In general, locoregional treatments are used in addition to surgical resection of the tumour. Locoregional treatments seem to be promising options for hepatic lesions smaller than 3 cm. Usage of transarterial chemoembolisation (TACE) for hepatic metastasis of VIPoma is reported in a few case reports [46, 47]. It seems to be a possible alternative to surgery (in frail patients) or as combination with surgery in a two-step approach (first TACE than surgery). In addition to standard locoregional treatments such as TACE and radiofrequency ablation [42, 48, 49], a case report from 2017 suggested the use of percutaneous irreversible electroporation (IRE) as a treatment option [50].

Conclusion

Due to its rare incidence, there is no standard treatment recommendation for VIPoma, and prospective studies are difficult to carry out. Additionally, VIPomas differ in their grading, Ki67 expression and mitotic rate as well as their plasma VIP level. All of these factors affect patient outcome. Therefore, different approaches in small cohorts are hardly comparable.

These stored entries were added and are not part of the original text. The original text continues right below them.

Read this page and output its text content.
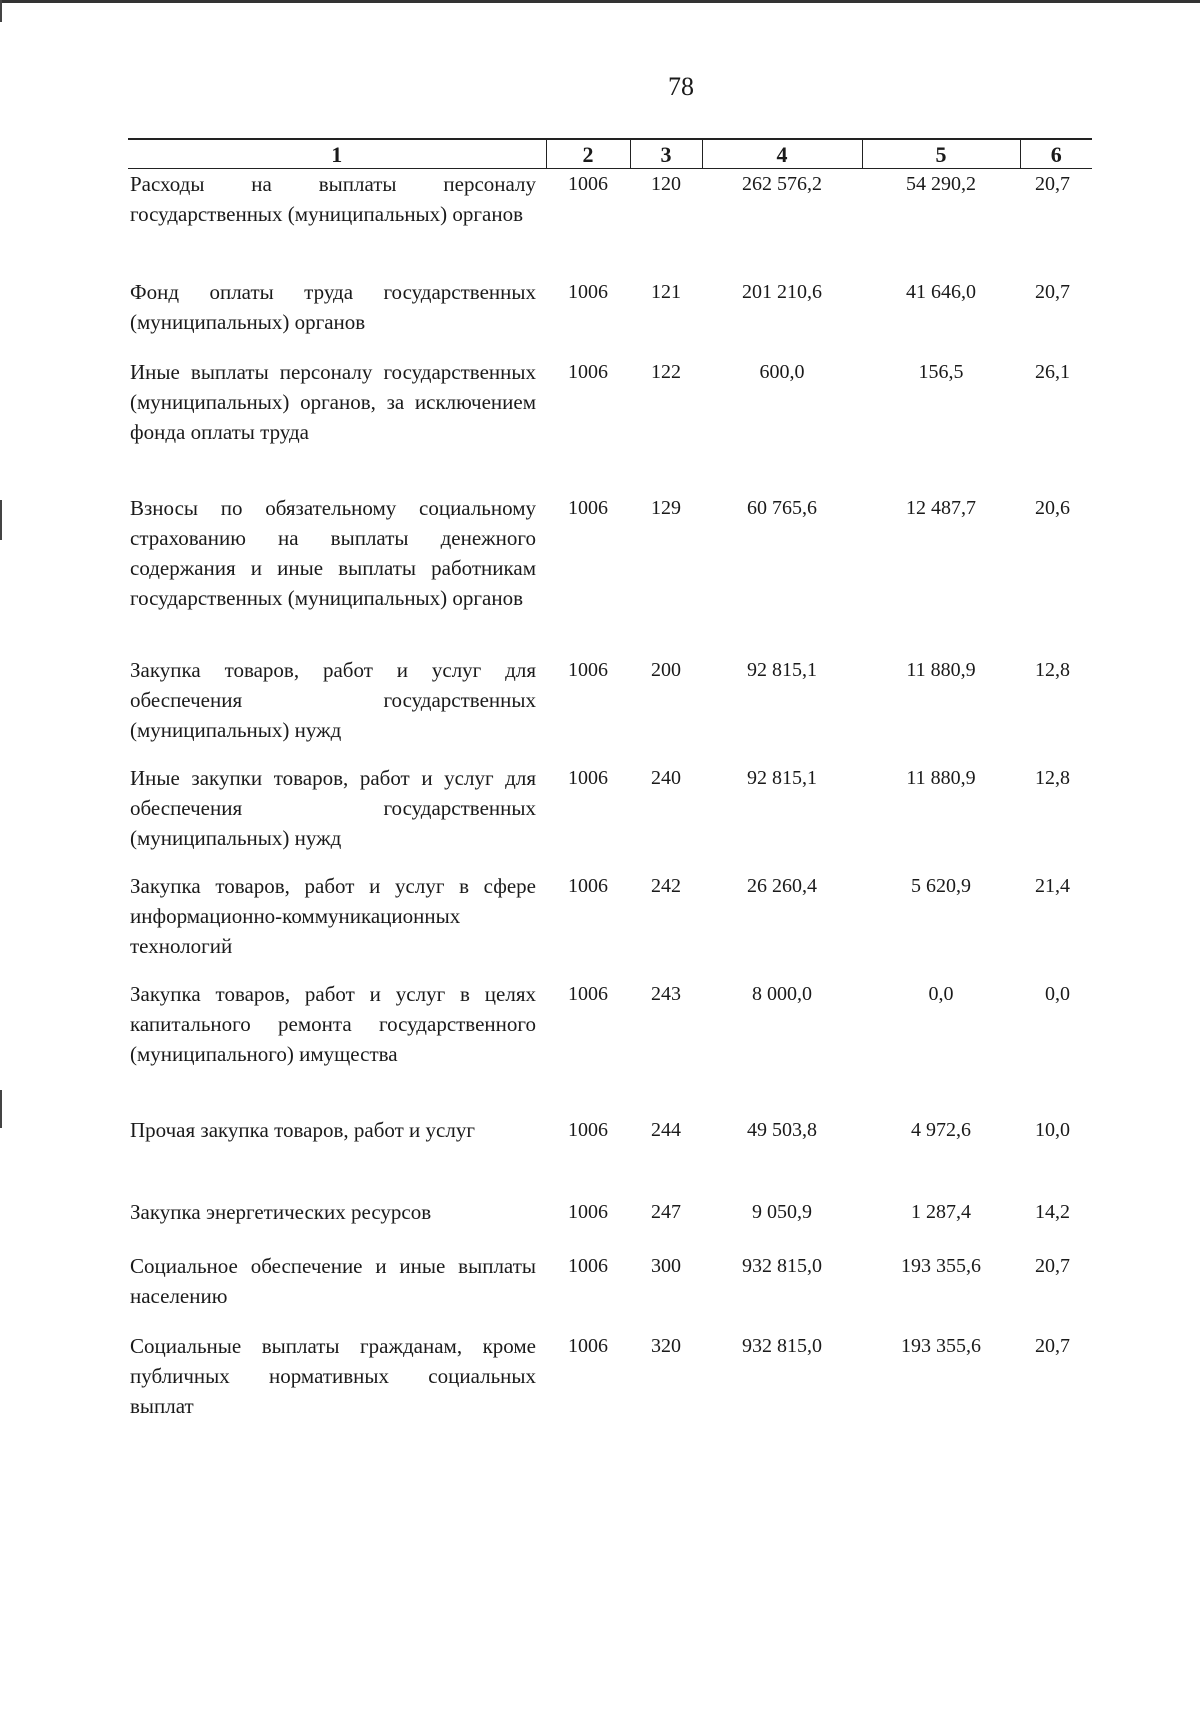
78
1	2	3	4	5	6
Расходы на выплаты персоналу государственных (муниципальных) органов	1006	120	262 576,2	54 290,2	20,7
Фонд оплаты труда государственных (муниципальных) органов	1006	121	201 210,6	41 646,0	20,7
Иные выплаты персоналу государственных (муниципальных) органов, за исключением фонда оплаты труда	1006	122	600,0	156,5	26,1
Взносы по обязательному социальному страхованию на выплаты денежного содержания и иные выплаты работникам государственных (муниципальных) органов	1006	129	60 765,6	12 487,7	20,6
Закупка товаров, работ и услуг для обеспечения государственных (муниципальных) нужд	1006	200	92 815,1	11 880,9	12,8
Иные закупки товаров, работ и услуг для обеспечения государственных (муниципальных) нужд	1006	240	92 815,1	11 880,9	12,8
Закупка товаров, работ и услуг в сфере информационно-коммуникационных технологий	1006	242	26 260,4	5 620,9	21,4
Закупка товаров, работ и услуг в целях капитального ремонта государственного (муниципального) имущества	1006	243	8 000,0	0,0	0,0
Прочая закупка товаров, работ и услуг	1006	244	49 503,8	4 972,6	10,0
Закупка энергетических ресурсов	1006	247	9 050,9	1 287,4	14,2
Социальное обеспечение и иные выплаты населению	1006	300	932 815,0	193 355,6	20,7
Социальные выплаты гражданам, кроме публичных нормативных социальных выплат	1006	320	932 815,0	193 355,6	20,7
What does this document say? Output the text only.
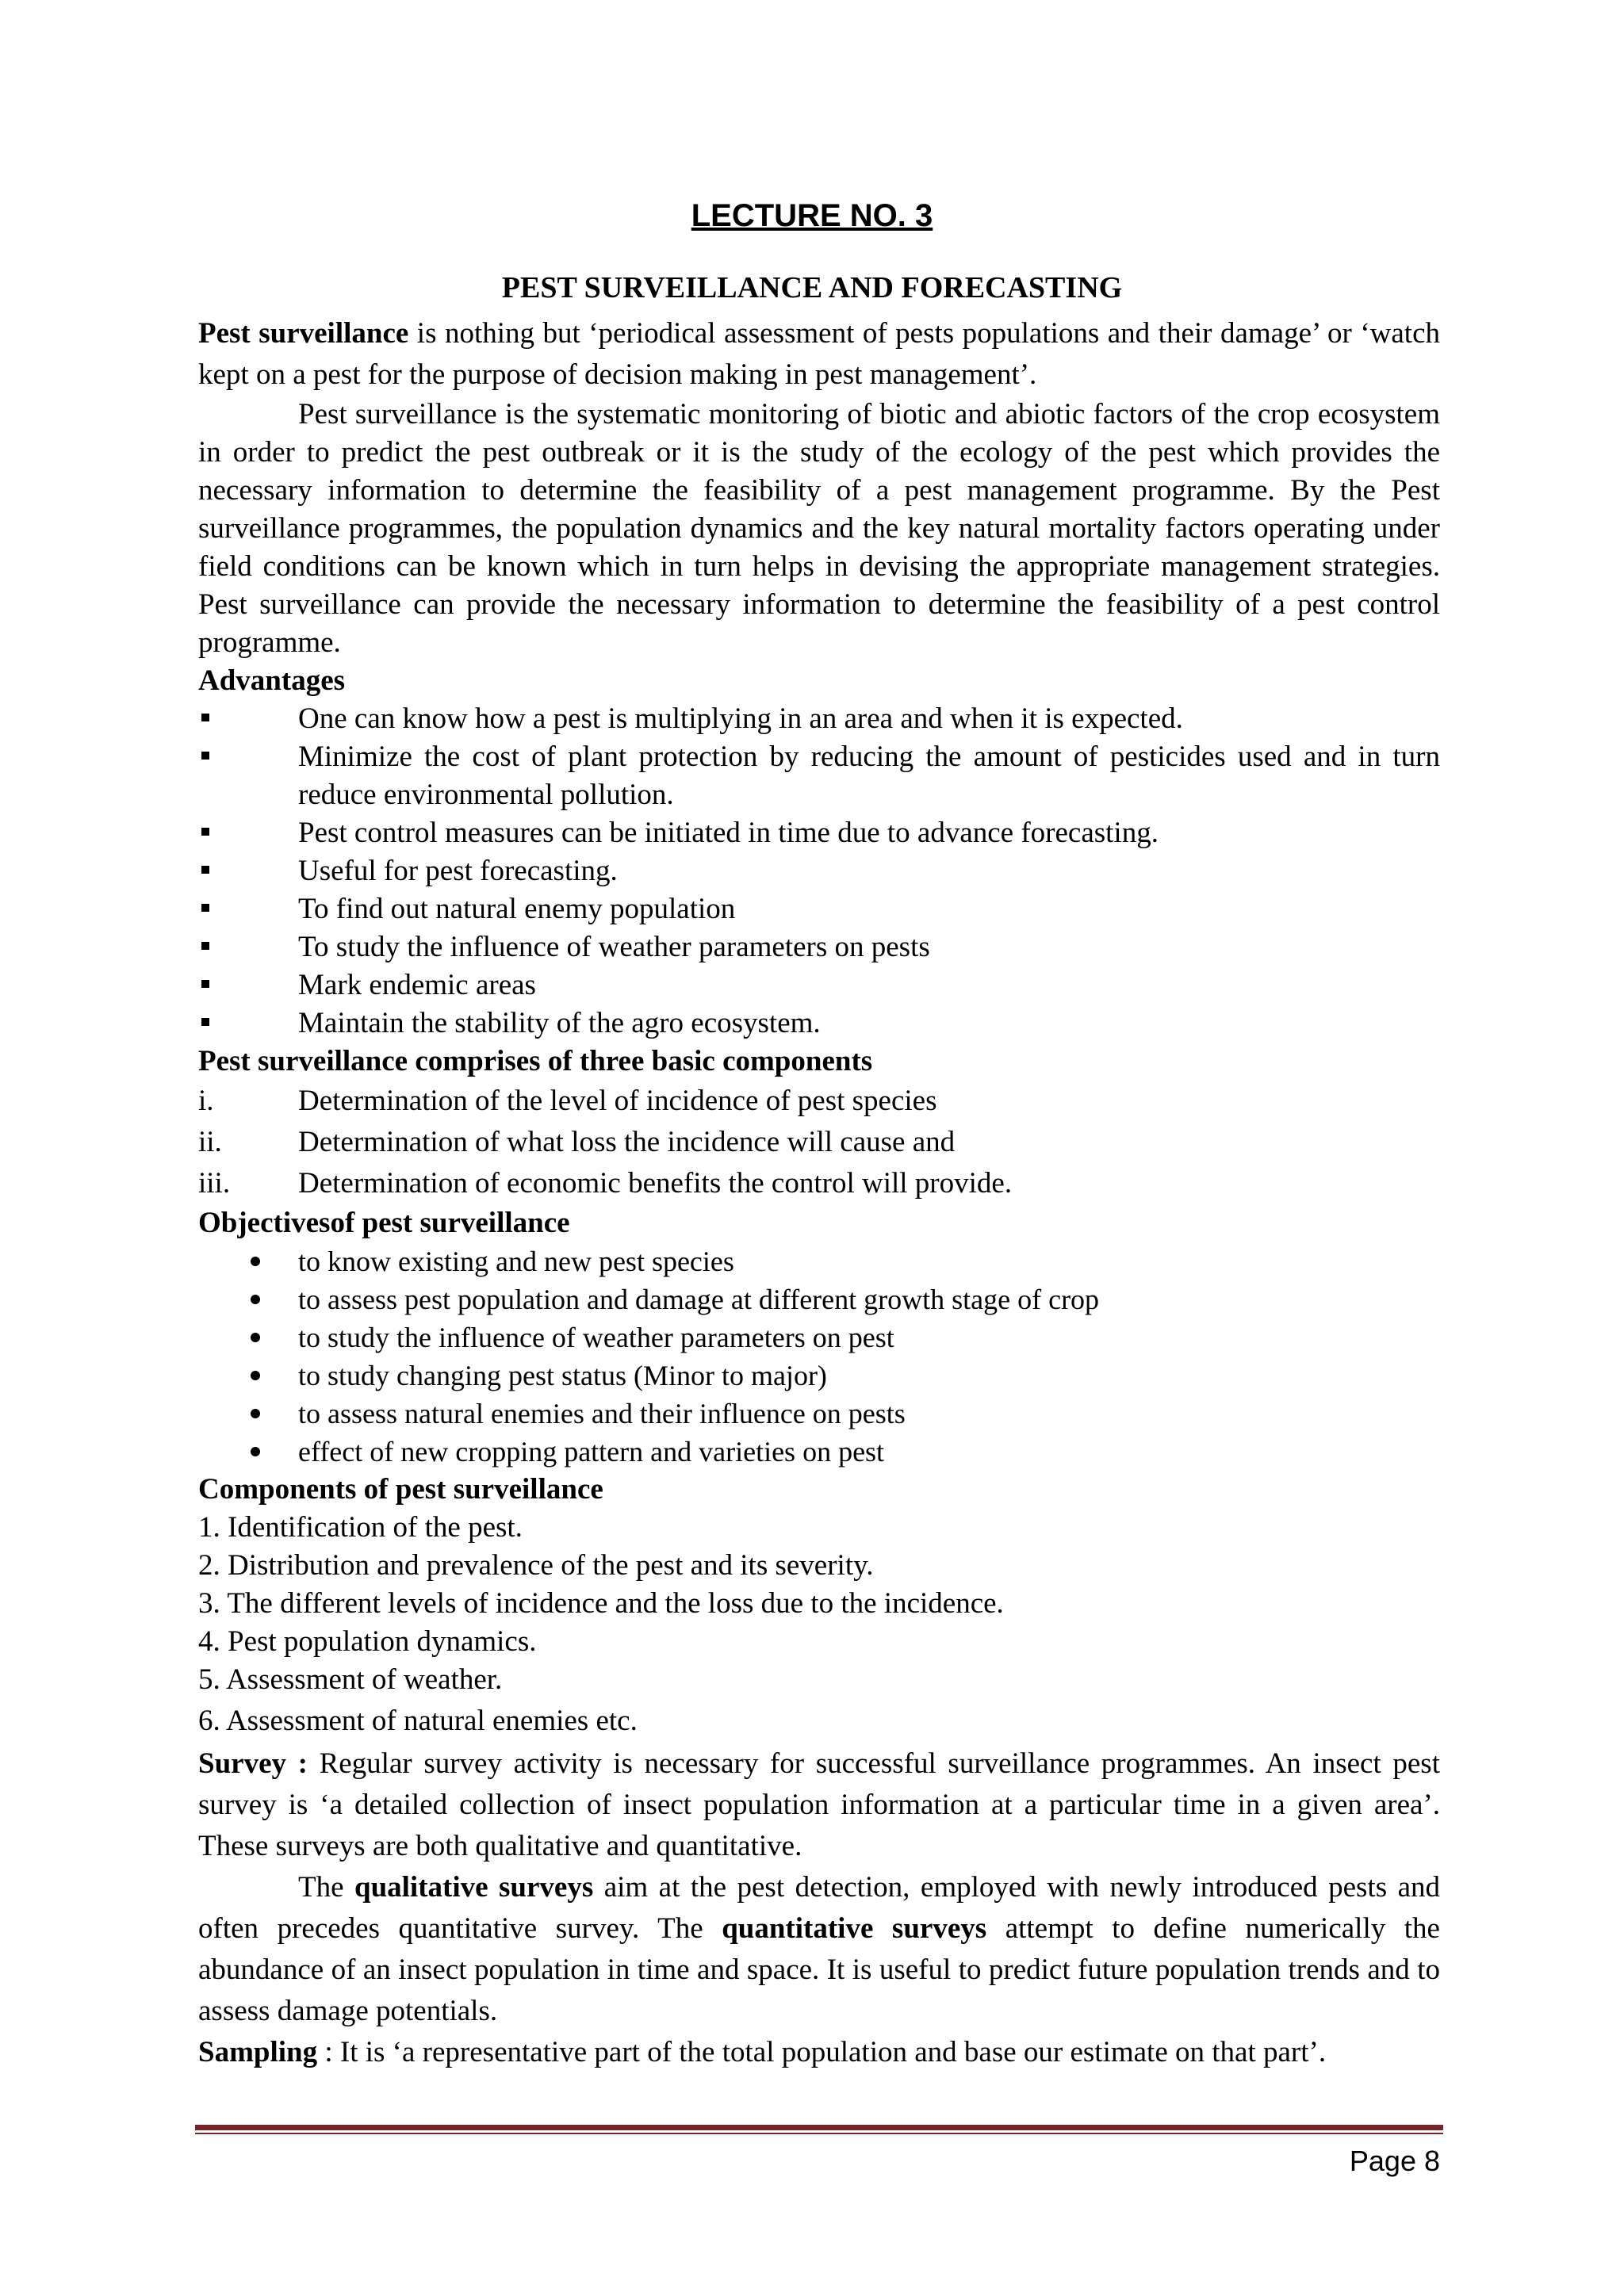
LECTURE NO. 3
PEST SURVEILLANCE AND FORECASTING

Pest surveillance is nothing but ‘periodical assessment of pests populations and their damage’ or ‘watch kept on a pest for the purpose of decision making in pest management’.

Pest surveillance is the systematic monitoring of biotic and abiotic factors of the crop ecosystem in order to predict the pest outbreak or it is the study of the ecology of the pest which provides the necessary information to determine the feasibility of a pest management programme. By the Pest surveillance programmes, the population dynamics and the key natural mortality factors operating under field conditions can be known which in turn helps in devising the appropriate management strategies. Pest surveillance can provide the necessary information to determine the feasibility of a pest control programme.

Advantages

One can know how a pest is multiplying in an area and when it is expected.
Minimize the cost of plant protection by reducing the amount of pesticides used and in turn reduce environmental pollution.
Pest control measures can be initiated in time due to advance forecasting.
Useful for pest forecasting.
To find out natural enemy population
To study the influence of weather parameters on pests
Mark endemic areas
Maintain the stability of the agro ecosystem.

Pest surveillance comprises of three basic components

i.	Determination of the level of incidence of pest species
ii.	Determination of what loss the incidence will cause and
iii. Determination of economic benefits the control will provide.

Objectivesof pest surveillance

to know existing and new pest species
to assess pest population and damage at different growth stage of crop
to study the influence of weather parameters on pest
to study changing pest status (Minor to major)
to assess natural enemies and their influence on pests
effect of new cropping pattern and varieties on pest

Components of pest surveillance

1. Identification of the pest.

2. Distribution and prevalence of the pest and its severity.

3. The different levels of incidence and the loss due to the incidence.

4. Pest population dynamics.

5. Assessment of weather.

6. Assessment of natural enemies etc.

Survey : Regular survey activity is necessary for successful surveillance programmes. An insect pest survey is ‘a detailed collection of insect population information at a particular time in a given area’. These surveys are both qualitative and quantitative.

The qualitative surveys aim at the pest detection, employed with newly introduced pests and often precedes quantitative survey. The quantitative surveys attempt to define numerically the abundance of an insect population in time and space. It is useful to predict future population trends and to assess damage potentials.

Sampling : It is ‘a representative part of the total population and base our estimate on that part’.

Page 8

Overall, surgery is the gold standard for nonmetastatic VIPoma; for metastatic VIPoma, surgical resection is commonly recommended in several case reports and case series when hepatic metastasis is present. However, some authors do not support surgery for diffuse hepatic metastasis (as a tumour debulking procedure). PRRT is a promising method in patients with a high density of somatostatin receptors. Surgical procedures and additional locoregional treatments (RFA, TACE) as well as antisecretory treatments (SSAs) can be performed in advanced stages, with beneficial effects on the condition of the patient and the option to survive life-threatening symptoms due to high VIP levels. Indeed, surgery could reduce symptoms significantly even when performed as a tumour debulking procedure; thus, the patient may benefit from a chemotherapy-free period. Even curative intent in advanced stages with diffuse hepatic metastasis might also be realistic when the resection or RFA of all lesions is feasible.